Israeli Supreme Court says minister barred over tax offenses

AMIR COHEN

Israel’s Supreme Court ruled Wednesday that a key member of the country’s new government cannot serve as a Cabinet minister. The decision deepens a rift over the power of the courts in Israel and presents Prime Minister Benjamin Netanyahu with what could be his first coalition crisis.

The high court ruled that Aryeh Deri, the influential head of the ultra-Orthodox Shas party who has served repeatedly in Netanyahu’s previous governments, is disqualified from serving as a minister after he was convicted last year for tax offenses and placed on probation as part of a plea deal.
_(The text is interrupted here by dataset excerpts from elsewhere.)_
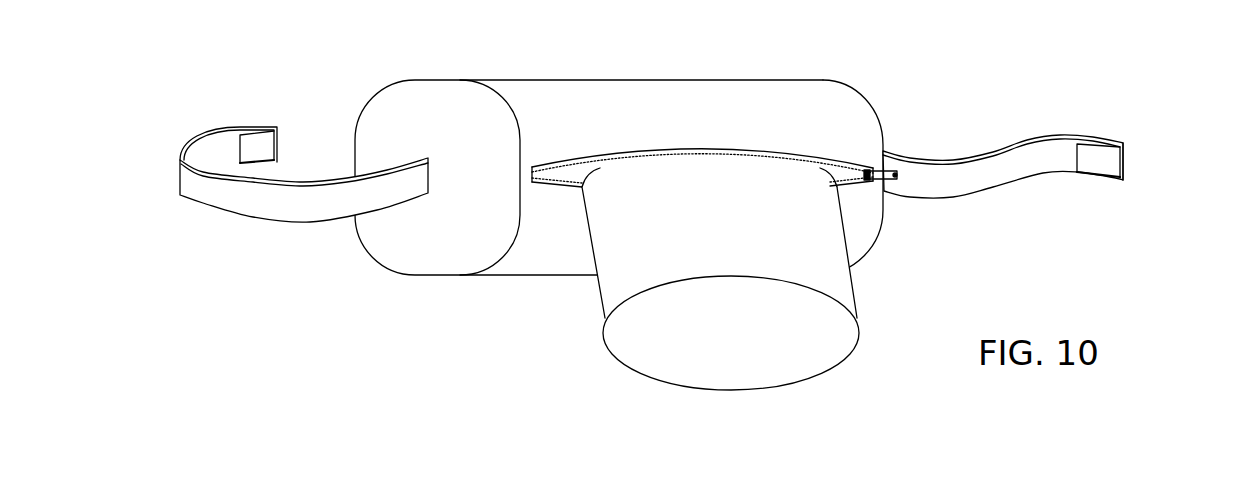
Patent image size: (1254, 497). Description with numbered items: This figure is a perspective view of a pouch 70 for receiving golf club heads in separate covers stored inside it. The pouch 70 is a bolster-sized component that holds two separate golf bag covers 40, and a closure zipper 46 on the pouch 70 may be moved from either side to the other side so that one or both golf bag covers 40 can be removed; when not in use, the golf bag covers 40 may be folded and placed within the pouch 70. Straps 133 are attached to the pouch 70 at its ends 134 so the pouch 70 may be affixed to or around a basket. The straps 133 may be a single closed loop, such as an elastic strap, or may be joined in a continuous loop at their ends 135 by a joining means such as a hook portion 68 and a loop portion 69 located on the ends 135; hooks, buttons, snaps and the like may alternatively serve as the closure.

The golf bag cover 40 is at (612, 290).
The closure zipper 46 is at (563, 164).
The hook portion 68 is at (255, 145).
The loop portion 69 is at (1102, 157).
The pouch 70 is at (675, 126).
The strap 133 is at (700, 173).
The end 134 is at (418, 240).
The end 135 is at (282, 148).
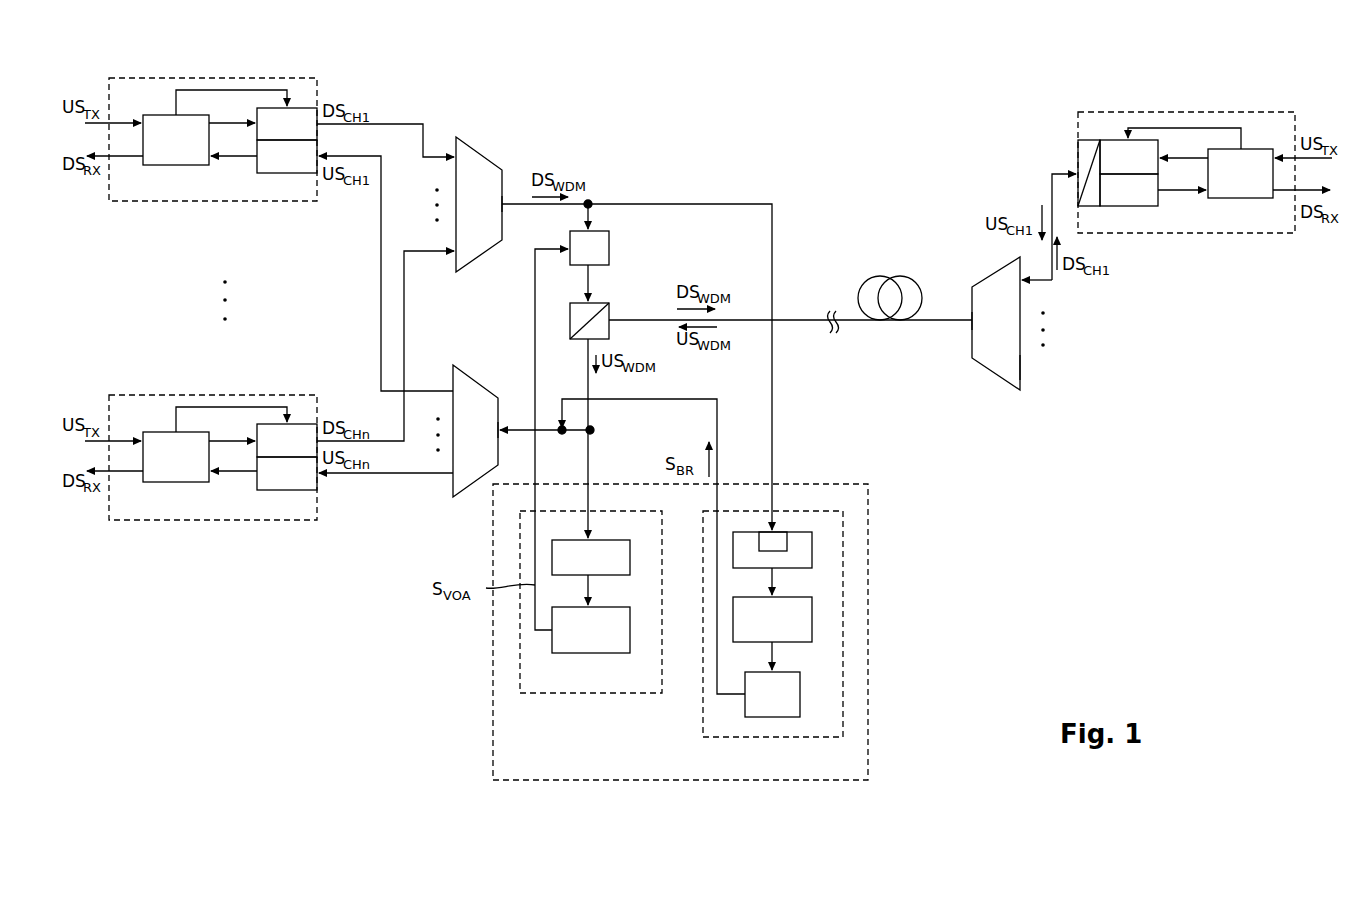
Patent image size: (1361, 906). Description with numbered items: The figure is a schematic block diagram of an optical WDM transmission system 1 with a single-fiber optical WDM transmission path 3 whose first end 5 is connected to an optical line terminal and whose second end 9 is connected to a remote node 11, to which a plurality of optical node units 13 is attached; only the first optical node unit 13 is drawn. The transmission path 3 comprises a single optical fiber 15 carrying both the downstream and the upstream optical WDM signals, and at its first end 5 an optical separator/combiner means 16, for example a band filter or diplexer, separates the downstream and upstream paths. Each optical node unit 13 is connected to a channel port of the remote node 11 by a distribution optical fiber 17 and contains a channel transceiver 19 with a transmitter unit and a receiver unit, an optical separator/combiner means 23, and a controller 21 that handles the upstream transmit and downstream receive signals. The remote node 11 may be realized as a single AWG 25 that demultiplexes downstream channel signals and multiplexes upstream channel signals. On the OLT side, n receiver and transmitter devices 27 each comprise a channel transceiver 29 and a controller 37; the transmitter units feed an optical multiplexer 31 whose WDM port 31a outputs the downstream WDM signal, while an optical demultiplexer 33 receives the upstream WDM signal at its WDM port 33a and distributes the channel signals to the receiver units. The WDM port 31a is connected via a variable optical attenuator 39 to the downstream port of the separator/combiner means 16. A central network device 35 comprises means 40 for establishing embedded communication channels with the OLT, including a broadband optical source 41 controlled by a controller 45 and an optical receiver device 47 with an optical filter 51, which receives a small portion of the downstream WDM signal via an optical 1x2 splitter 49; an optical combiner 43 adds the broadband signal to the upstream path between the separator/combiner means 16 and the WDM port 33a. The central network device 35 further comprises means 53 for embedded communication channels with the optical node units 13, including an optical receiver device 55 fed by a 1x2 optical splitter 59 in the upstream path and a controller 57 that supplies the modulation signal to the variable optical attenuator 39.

The optical WDM transmission system 1 is at (748, 96).
The optical WDM transmission path 3 is at (798, 310).
The first end 5 is at (505, 222).
The second end 9 is at (968, 327).
The remote node 11 is at (980, 265).
The optical node unit 13 is at (1180, 112).
The optical fiber 15 is at (880, 326).
The optical separator/combiner means 16 is at (580, 341).
The optical fiber 17 is at (1040, 183).
The channel transceiver 19 is at (1140, 208).
The controller 21 is at (1240, 173).
The optical separator/combiner means 23 is at (1078, 151).
The AWG 25 is at (1000, 365).
The receiver and transmitter device 27 is at (256, 78).
The channel transceiver 29 is at (290, 176).
The optical multiplexer 31 is at (478, 162).
The WDM port 31a is at (503, 200).
The optical demultiplexer 33 is at (463, 377).
The WDM port 33a is at (500, 432).
The central network device 35 is at (492, 681).
The controller 37 is at (176, 298).
The variable optical attenuator 39 is at (598, 240).
The means for establishing downstream and upstream ECCs 40 is at (702, 709).
The broadband optical source 41 is at (772, 694).
The optical combiner 43 is at (563, 436).
The controller 45 is at (772, 619).
The optical receiver device 47 is at (797, 555).
The optical 1x2 splitter 49 is at (595, 207).
The optical filter 51 is at (778, 531).
The means for establishing downstream and upstream ECCs 53 is at (558, 694).
The optical receiver device 55 is at (591, 557).
The controller 57 is at (591, 630).
The 1x2 optical splitter 59 is at (592, 436).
Deri has pledged not to quit.

The much-anticipated ruling comes as Israel is being roiled by a dispute over sweeping changes to the country’s legal system, which critics say will place too much power in the hands of the government and weaken the Supreme Court. Proponents say it will correct a power imbalance between the executive and judicial branches.

Netanyahu will now have to decide whether he abides by the court ruling and fires his key ally, Deri — or takes the dispute with the judicial system up a notch and defies it.

The ruling carries potentially troublesome consequences for Netanyahu’s coalition. Some Shas members have urged Netanyahu to find a solution that would grant Deri the title they say he deserves as head of a mid-sized party. Otherwise, the party could bolt the coalition, which would shrink Netanyahu’s 64-seat majority by 11 seats in the 120-member Knesset.

Yakov Margi, a Shas Cabinet minister, told Kan public radio that, “if Aryeh Deri isn’t in the government, there isn’t a government.”

In a move that was seen as crucial to bringing the governing coalition together, Israeli legislators last month changed a law that prohibited a convict on probation from holding the post. That cleared the way for Deri to join the government but prompted the Supreme Court challenge.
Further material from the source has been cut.